A Red List brasileira inclui, pela primeira vez, a paleontologia (fósseis), artefatos religiosos de matriz africana e objetos etnográficos feitos com elementos da biodiversidade brasileira - Fotomontagem: Jornal da USP - Fotos: Wikipedia, ICOM e MAE

Acervo de arqueologia sediado na USP figura em lista de bens culturais sob risco

“Red List Brasil”, criada pelo Conselho Internacional de Museus, apresenta bens culturais brasileiros sob maior risco de tráfico; exemplares do Museu de Arqueologia e Etnologia (MAE) da USP presentes na lista sofrem constantes ameaças

 15/03/2023 - Publicado há 3 meses

Texto: Redação
Arte: Carolina Borin Garcia

Fósseis, arte sacra, mapas, livros e peças etnográficas e arqueológicas estão entre os bens culturais brasileiros sob maior risco de tráfico. Desde fevereiro, estes itens passam a constar na Red List Brasil – a Lista Vermelha de Objetos Culturais Brasileiros em Risco – uma publicação elaborada pelo Conselho Internacional de Museus (ICOM). O Museu de Arqueologia e Etnologia (MAE) da USP contribuiu nas especialidades de Arqueologia e Etnologia. De acordo com a equipe de pesquisa do MAE, as imagens do acervo apresentam exemplares que sofrem constantes ameaças e servirão de referência para os profissionais que atuam nas zonas mais propícias ao tráfico ilegal. 

A Red List brasileira inclui, pela primeira vez, a paleontologia (fósseis), artefatos religiosos de matriz africana e objetos etnográficos feitos com elementos da biodiversidade brasileira (cocares e adereços indígenas) e primeiras edições de livros e publicações de autores brasileiros, bem como histórias em quadrinhos. Nesse caso, foi incluída na Red List uma página da revista O Tico-Tico, publicada em 1905. 

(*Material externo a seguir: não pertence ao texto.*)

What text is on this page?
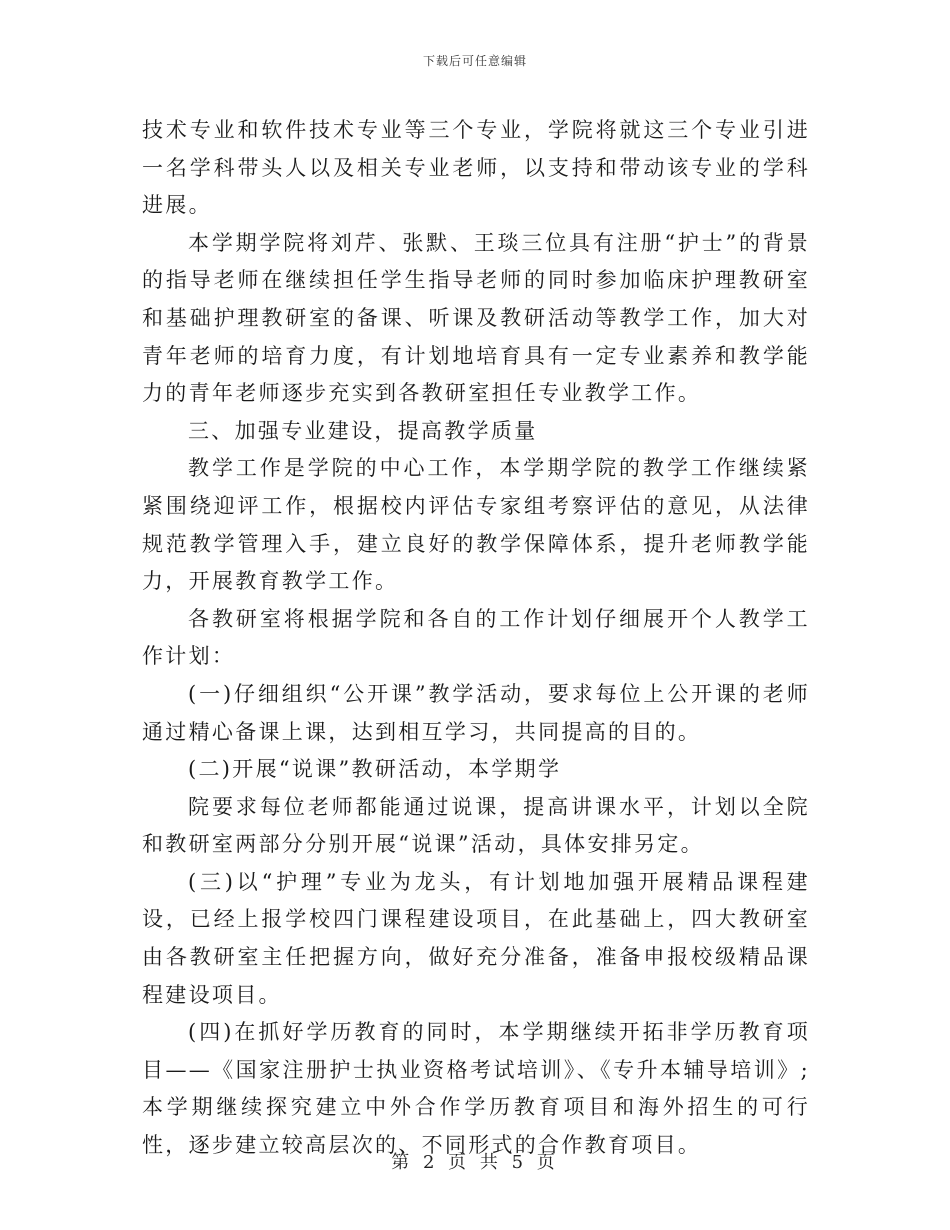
下载后可任意编辑

技术专业和软件技术专业等三个专业，学院将就这三个专业引进一名学科带头人以及相关专业老师，以支持和带动该专业的学科进展。

本学期学院将刘芹、张默、王琰三位具有注册“护士”的背景的指导老师在继续担任学生指导老师的同时参加临床护理教研室和基础护理教研室的备课、听课及教研活动等教学工作，加大对青年老师的培育力度，有计划地培育具有一定专业素养和教学能力的青年老师逐步充实到各教研室担任专业教学工作。

三、加强专业建设，提高教学质量

教学工作是学院的中心工作，本学期学院的教学工作继续紧紧围绕迎评工作，根据校内评估专家组考察评估的意见，从法律规范教学管理入手，建立良好的教学保障体系，提升老师教学能力，开展教育教学工作。

各教研室将根据学院和各自的工作计划仔细展开个人教学工作计划：

(一)仔细组织“公开课”教学活动，要求每位上公开课的老师通过精心备课上课，达到相互学习，共同提高的目的。

(二)开展“说课”教研活动，本学期学

院要求每位老师都能通过说课，提高讲课水平，计划以全院和教研室两部分分别开展“说课”活动，具体安排另定。

(三)以“护理”专业为龙头，有计划地加强开展精品课程建设，已经上报学校四门课程建设项目，在此基础上，四大教研室由各教研室主任把握方向，做好充分准备，准备申报校级精品课程建设项目。

(四)在抓好学历教育的同时，本学期继续开拓非学历教育项目——《国家注册护士执业资格考试培训》、《专升本辅导培训》;本学期继续探究建立中外合作学历教育项目和海外招生的可行性，逐步建立较高层次的、不同形式的合作教育项目。

第 2 页 共 5 页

Red List Brasil apresenta os principais instrumentos legais de proteção do Patrimônio Cultural do Brasil e identifica, por meio de fotos e descrições, objetos de grande valor histórico, artístico, científico e social em maior risco de contrabando – Imagens: Reprodução/ICOM e MAE

Anauene é mestra em Ciências pelo Programa Mudança Social e Participação Política da EACH/USP - Foto: Arquivo Pessoal

Para a elaboração da Red List Brasil, a equipe envolvida pesquisou toda a legislação protetiva existente, consultou estudos sobre tráfico internacional e fez buscas também em sites de vendas e leilões internacionais. “As normativas existentes tendem a proteger os bens culturais coloniais, dificultando a proteção de muitos outros bens constituidores da cultura e memória brasileira. Buscamos compor a Red List Brasil partir de uma perspectiva decolonial, olhando também para a cultura negra, indígena e para a biodiversidade”, explica Anauene Soares, especialista responsável pela coordenação técnica da Red List Brasil, referindo-se a objetos de religiões afro-brasileiras e arte plumária indígena feita com penas de aves brasileiras silvestre ou em risco de extinção. 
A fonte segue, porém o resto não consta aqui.